The wooden crosses were replaced as well in 1928, on the tenth anniversary of the end of World War I, when bronze crosses and stars, each inscribed with the name of a soldier, were installed.

The original wooden flag pole installed as a monument where the northbound parkway turns east at 45th Avenue was replaced by a bronze flag pole and ornamental base in 1923 by the American Legion of Hennepin County. A statue of Abraham Lincoln, a replica of St. Gaudens’ famous sculpture, was installed at the intersection in 1930.

Other than taking out the original bridle paths that were built along the parkway, the parkway remains much as it was when it was constructed. The only other change is that many of the majestic elms in two rows beside the parkway succumbed to Dutch Elm disease in the 1970s and after. Now a less uniform growth of a variety of trees covers the parkway with shade.
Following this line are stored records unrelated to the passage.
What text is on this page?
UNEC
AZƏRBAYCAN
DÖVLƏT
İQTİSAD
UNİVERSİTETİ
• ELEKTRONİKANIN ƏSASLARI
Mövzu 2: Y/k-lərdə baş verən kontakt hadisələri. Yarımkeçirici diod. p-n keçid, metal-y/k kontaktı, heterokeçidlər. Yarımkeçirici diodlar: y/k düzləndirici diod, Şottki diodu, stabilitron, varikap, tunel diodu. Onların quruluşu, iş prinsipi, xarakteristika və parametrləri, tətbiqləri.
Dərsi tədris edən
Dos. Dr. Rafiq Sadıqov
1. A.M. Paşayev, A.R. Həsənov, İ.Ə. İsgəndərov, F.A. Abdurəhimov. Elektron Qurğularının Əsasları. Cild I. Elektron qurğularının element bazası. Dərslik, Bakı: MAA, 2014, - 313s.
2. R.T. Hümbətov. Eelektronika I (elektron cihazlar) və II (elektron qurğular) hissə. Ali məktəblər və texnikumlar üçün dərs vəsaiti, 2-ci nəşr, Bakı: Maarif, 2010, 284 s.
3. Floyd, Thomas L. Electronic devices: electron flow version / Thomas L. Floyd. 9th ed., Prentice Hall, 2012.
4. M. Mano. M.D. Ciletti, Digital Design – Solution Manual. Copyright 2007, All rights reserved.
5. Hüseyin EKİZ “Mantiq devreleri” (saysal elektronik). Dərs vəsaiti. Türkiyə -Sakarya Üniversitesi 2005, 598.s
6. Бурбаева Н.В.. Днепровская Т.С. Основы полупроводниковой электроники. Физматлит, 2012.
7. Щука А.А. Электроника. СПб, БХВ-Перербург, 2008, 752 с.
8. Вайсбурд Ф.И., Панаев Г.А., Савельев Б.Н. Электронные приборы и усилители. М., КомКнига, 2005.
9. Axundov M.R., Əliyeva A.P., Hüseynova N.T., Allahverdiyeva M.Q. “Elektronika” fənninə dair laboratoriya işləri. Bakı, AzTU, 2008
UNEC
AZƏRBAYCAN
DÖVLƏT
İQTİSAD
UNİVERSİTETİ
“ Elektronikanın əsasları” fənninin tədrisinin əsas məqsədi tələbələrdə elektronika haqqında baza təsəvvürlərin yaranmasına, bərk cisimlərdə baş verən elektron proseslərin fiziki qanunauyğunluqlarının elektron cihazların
In November 1959, the park board received a scare when consultants hired by the Hennepin County Board recommended that the county take over the parkway for the purpose of creating a county highway. The park board registered its opposition to the proposal in early 1960, as did the Veterans of Foreign Wars, who opposed the “desecration” of memorials to soldiers.

While the conversion of Memorial Parkway into a freeway appears not to have been seriously considered, two years later the board still included Victory Memorial Drive among parks and parkways that could be reduced or lost to freeways. During the 1960s and after when freeways were built across the city, the park board did lose two parks (Wilson Park and Elwell Park) and parts of several more to freeways. But all of those losses were for interstate freeways, not county highways.